‘Tiger King’: Judge Shoots Down Carole Baskin’s Lawsuit To Stop Season 2 Release

by Clayton Edwards
tiger-king-judge-shoots-down-carole-baskin-lawsuit-stop-season-2-release

Tiger King season 2 is right around the corner and just about everyone is ready to see the rest of the story. Everybody, that is, except for Carole Baskin. She let the world know how she felt about the continuation of the series shortly after the trailer dropped. To be fair, the show painted her as a villain at times in the first installment. Then, the internet latched onto the implication that she murdered her ex-husband. As a result, she and her husband filed a lawsuit against Netflix and the show’s producers.

According to Deadline, Carole and Howard Baskin filed a contract lawsuit in Tampa, Florida on November first. The suit claimed that Netflix and Tiger King producers Royal Goode Productions used “unauthorized” footage of her in the upcoming docuseries. The Baskins only agreed to be part of the original Tiger King, according to the suit.

Carole Baskin didn’t just want money from Netflix and Royal Goode, though. She wanted a temporary restraining order that would stop Tiger King 2 from dropping later this month. A few hours later, a federal judge shot down that restraining order.

Judge Virginia M. Hernandez spoke about the court’s decision. “While the Court understands the Baskins’ frustration, it does not appear that inclusion of Defendants’ footage of the Baskins will cause any immediate harm that cannot be compensated with monetary damages,” she said of Carole Baskin’s lawsuit.

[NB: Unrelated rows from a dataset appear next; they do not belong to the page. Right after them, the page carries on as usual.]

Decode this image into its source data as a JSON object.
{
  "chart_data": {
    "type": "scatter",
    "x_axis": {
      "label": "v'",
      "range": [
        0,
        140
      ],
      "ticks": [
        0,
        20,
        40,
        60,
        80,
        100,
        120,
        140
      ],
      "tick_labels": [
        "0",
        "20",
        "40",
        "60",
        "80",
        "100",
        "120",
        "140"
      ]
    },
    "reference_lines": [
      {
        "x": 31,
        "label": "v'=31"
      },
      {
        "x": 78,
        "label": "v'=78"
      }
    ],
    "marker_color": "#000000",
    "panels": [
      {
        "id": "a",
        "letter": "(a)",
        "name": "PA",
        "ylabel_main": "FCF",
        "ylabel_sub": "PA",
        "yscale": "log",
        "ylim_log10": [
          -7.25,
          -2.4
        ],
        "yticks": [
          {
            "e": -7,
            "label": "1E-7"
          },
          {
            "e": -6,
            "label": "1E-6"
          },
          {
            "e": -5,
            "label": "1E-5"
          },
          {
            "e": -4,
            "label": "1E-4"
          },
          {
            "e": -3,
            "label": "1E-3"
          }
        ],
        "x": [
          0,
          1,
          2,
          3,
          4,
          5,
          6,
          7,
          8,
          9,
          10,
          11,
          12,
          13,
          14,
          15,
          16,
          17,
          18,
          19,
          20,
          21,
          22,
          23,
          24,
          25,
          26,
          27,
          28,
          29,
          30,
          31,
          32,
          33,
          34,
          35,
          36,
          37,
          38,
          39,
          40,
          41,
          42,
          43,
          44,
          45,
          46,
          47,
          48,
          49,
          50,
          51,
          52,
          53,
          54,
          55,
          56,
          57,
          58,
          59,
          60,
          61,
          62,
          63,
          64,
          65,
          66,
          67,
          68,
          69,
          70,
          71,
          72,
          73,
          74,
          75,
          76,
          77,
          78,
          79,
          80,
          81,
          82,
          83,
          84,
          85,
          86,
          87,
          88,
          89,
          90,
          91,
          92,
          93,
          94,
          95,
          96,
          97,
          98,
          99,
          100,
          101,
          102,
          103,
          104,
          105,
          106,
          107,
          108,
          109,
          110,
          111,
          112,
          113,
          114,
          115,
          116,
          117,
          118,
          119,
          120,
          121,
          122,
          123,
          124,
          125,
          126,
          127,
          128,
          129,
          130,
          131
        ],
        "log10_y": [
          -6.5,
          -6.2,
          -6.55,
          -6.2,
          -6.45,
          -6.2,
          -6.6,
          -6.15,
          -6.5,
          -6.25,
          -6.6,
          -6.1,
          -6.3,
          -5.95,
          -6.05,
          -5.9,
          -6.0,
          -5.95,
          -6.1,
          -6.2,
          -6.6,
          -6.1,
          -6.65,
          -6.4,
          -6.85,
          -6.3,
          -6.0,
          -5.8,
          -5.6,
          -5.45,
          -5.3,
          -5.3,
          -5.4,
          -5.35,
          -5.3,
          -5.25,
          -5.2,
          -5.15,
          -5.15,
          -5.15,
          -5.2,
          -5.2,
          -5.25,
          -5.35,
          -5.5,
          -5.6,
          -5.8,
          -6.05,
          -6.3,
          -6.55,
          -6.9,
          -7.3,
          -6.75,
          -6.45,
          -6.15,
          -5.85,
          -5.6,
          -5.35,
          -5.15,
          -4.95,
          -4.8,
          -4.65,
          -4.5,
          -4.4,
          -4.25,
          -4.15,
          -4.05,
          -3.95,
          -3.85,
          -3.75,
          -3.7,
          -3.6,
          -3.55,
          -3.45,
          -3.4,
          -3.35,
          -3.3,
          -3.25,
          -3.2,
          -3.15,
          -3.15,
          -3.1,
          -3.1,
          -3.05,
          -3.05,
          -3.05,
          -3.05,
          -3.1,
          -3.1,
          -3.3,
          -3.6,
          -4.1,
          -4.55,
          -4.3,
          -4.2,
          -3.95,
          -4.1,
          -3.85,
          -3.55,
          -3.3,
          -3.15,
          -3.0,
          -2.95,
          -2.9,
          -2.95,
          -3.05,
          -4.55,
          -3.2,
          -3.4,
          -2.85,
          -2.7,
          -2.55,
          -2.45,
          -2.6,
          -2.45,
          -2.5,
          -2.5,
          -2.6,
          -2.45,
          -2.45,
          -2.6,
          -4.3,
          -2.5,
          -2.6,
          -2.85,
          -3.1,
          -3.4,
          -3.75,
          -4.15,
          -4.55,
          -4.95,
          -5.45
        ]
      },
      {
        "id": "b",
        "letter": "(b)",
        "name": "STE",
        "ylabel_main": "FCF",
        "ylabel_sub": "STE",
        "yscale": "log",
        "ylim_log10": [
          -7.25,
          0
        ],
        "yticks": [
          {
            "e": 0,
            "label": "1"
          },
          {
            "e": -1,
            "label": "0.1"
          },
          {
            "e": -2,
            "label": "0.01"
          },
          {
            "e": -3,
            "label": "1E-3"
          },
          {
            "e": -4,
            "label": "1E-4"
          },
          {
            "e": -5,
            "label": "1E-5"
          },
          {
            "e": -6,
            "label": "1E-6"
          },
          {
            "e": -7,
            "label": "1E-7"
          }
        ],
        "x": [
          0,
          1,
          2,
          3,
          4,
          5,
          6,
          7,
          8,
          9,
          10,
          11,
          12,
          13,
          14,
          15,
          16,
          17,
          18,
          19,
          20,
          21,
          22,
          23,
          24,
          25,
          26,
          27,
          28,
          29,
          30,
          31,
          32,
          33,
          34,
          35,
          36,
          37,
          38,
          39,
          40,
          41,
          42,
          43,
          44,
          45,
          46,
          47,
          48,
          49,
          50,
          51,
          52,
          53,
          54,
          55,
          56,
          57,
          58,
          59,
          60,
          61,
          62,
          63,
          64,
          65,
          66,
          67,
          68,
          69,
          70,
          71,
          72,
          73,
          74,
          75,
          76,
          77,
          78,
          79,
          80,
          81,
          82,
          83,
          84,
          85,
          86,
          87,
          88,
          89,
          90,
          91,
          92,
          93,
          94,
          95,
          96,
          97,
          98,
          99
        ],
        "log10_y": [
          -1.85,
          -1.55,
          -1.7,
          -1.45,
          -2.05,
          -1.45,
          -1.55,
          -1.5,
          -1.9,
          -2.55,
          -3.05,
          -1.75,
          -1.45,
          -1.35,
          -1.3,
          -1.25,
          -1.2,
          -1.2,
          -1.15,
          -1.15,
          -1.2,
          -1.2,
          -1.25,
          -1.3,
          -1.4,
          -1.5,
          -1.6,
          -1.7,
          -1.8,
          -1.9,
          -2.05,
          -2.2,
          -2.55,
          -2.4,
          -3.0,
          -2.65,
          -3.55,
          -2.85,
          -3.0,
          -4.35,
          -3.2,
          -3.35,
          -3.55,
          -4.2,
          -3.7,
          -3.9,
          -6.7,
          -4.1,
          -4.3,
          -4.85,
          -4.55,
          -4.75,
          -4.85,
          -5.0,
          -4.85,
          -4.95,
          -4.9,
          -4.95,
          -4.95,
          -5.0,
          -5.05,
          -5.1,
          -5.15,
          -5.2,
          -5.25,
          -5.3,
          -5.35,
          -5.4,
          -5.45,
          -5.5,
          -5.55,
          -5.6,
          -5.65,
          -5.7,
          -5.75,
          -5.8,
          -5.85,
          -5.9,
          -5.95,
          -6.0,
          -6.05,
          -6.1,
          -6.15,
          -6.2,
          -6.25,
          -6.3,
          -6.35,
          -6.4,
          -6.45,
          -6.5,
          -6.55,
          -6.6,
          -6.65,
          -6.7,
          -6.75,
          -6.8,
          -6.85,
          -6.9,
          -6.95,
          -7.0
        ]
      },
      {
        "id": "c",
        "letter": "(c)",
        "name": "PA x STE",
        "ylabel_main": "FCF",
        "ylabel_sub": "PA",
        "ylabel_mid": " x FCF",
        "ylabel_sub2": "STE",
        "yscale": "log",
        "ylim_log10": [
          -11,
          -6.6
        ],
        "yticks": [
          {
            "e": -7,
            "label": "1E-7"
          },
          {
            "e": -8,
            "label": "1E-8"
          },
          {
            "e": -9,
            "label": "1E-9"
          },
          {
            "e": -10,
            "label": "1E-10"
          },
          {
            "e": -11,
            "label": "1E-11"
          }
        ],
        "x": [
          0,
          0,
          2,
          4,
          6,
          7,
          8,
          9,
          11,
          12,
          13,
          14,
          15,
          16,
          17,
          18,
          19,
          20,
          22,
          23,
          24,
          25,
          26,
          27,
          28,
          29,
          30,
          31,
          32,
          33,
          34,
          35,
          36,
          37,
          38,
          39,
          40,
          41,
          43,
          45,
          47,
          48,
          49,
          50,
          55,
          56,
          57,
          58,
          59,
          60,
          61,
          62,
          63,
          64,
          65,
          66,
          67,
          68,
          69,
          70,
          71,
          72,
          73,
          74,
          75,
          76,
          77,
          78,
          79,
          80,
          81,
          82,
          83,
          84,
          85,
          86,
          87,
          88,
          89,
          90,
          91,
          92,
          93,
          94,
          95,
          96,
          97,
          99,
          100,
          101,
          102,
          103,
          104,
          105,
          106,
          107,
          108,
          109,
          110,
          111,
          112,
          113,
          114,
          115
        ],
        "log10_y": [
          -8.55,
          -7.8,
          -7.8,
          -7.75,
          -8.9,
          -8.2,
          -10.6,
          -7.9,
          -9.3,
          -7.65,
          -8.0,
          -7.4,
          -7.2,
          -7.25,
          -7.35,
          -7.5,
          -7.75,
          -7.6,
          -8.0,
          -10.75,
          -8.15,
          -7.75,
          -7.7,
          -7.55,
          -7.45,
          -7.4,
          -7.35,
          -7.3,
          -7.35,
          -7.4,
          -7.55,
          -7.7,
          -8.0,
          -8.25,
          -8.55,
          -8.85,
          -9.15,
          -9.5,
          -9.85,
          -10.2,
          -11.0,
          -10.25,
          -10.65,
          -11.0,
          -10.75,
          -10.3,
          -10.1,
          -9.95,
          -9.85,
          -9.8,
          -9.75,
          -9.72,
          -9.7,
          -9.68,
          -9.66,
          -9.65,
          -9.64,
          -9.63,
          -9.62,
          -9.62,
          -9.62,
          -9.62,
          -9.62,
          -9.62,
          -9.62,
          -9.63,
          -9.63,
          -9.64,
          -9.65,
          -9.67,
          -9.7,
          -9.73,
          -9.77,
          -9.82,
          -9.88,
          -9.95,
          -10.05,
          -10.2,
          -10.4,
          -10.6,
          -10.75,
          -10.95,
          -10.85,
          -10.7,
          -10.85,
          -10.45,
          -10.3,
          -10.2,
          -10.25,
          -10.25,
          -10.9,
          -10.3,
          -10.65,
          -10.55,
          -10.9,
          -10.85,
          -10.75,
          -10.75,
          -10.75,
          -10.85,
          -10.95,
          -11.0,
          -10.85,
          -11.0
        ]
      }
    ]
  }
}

Judge Hernandez went on to say, that the court couldn’t grant them such an “extraordinary remedy” before Netflix and Royal Goode had time to respond.

More About Carole Baskin’s Lawsuit

Netflix has no right to use any footage of her leftover from the making of Tiger King. At least, that’s how Carole and Howard Baskin see it.

Carole Baskin’s suit states that she wants the second season of the show stopped. Additionally, she wants Netflix and Royal Goode to cover her court costs and pay out for damages. The suit reads, in part, “Defendants’ unauthorized use of the film footage of the Baskins and Big Cat Rescue secured by Royal Goode Productions under the Appearance Releases will cause the Baskins irreparable injury for which the Baskins have no adequate remedy at law.”

Howard Baskin told Deadline how he felt about Tiger King as well as his and Carole’s suit. “While we cannot stop Netflix and Royal Goode Productions from producing low-brow, salacious and sensational programming, we do believe that we have the right to control footage filmed of us under false pretenses.”